Triptych Pictures Julie Byrne said FilmLab has provided a unique opportunity for talented key creatives in the state to fast track their feature film careers, the results of which have brought global attention upon them, the program and the South Australian film industry.

“For Touch and One Eyed Girl to be released theatrically in Australia, in what is a difficult landscape for independent films like these, is quite an achievement and we hope the public will come out in droves to see how good these films are and to support our local film industry,” said Ms Byrne.

The SAFC is very proud of the impact and critical acclaim of all the completed FilmLab films, which have also included the multi-award winning 52 Tuesdays, Shut up Little Man! An Audio Misadventure and The Infinite Man.

52 Tuesdays screened in 2014 at Sundance and the Berlin Film Festival.

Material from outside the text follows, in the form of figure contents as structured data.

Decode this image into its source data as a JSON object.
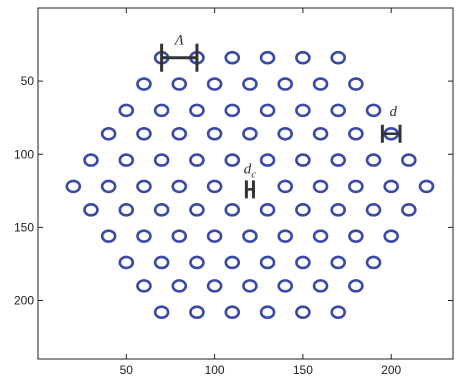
{
  "chart_data": {
    "type": "scatter",
    "title": "",
    "xlabel": "",
    "ylabel": "",
    "x_ticks": [
      50,
      100,
      150,
      200
    ],
    "y_ticks": [
      50,
      100,
      150,
      200
    ],
    "xlim": [
      0,
      235
    ],
    "ylim": [
      240,
      0
    ],
    "y_axis_inverted": true,
    "grid": false,
    "marker": "hollow-circle",
    "colors": {
      "marker": "#3b4aa6",
      "axis": "#222222",
      "annotation": "#333333"
    },
    "lattice": {
      "rows": [
        {
          "y": 34,
          "x": [
            70,
            90,
            110,
            130,
            150,
            170
          ]
        },
        {
          "y": 52,
          "x": [
            60,
            80,
            100,
            120,
            140,
            160,
            180
          ]
        },
        {
          "y": 70,
          "x": [
            50,
            70,
            90,
            110,
            130,
            150,
            170,
            190
          ]
        },
        {
          "y": 86,
          "x": [
            40,
            60,
            80,
            100,
            120,
            140,
            160,
            180,
            200
          ]
        },
        {
          "y": 104,
          "x": [
            30,
            50,
            70,
            90,
            110,
            130,
            150,
            170,
            190,
            210
          ]
        },
        {
          "y": 122,
          "x": [
            20,
            40,
            60,
            80,
            100,
            140,
            160,
            180,
            200,
            220
          ]
        },
        {
          "y": 138,
          "x": [
            30,
            50,
            70,
            90,
            110,
            130,
            150,
            170,
            190,
            210
          ]
        },
        {
          "y": 156,
          "x": [
            40,
            60,
            80,
            100,
            120,
            140,
            160,
            180,
            200
          ]
        },
        {
          "y": 174,
          "x": [
            50,
            70,
            90,
            110,
            130,
            150,
            170,
            190
          ]
        },
        {
          "y": 190,
          "x": [
            60,
            80,
            100,
            120,
            140,
            160,
            180
          ]
        },
        {
          "y": 208,
          "x": [
            70,
            90,
            110,
            130,
            150,
            170
          ]
        }
      ],
      "core_hole": {
        "x": 120,
        "y": 122
      }
    },
    "annotations": {
      "pitch_label": "Λ",
      "pitch_span": {
        "x1": 70,
        "x2": 90,
        "y": 34
      },
      "hole_label": "d",
      "hole_span": {
        "x1": 195,
        "x2": 205,
        "y": 86
      },
      "core_label_main": "d",
      "core_label_sub": "c",
      "core_span": {
        "x1": 118,
        "x2": 122,
        "y": 124
      }
    }
  }
}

Director Sophie Hyde went on to win the 2014 Crystal Bear for Best Film in the Generation 14Plus Program at Berlinale as well as the 2014 World Dramatic Directing Award at Sundance.

52 Tuesdays writer Matt Cormack also won an AWGIE Award for Best Feature Film –Original in 2014.

Shut Up Little Man! An Audio Misadventure (Dir. Matt Bate), the first feature to come out of FilmLab, had its world premiere at Sundance in 2011 to fantastic reviews, while Bryan Mason won an AACTA Award for Best Editing in a Documentary for the same project in 2012.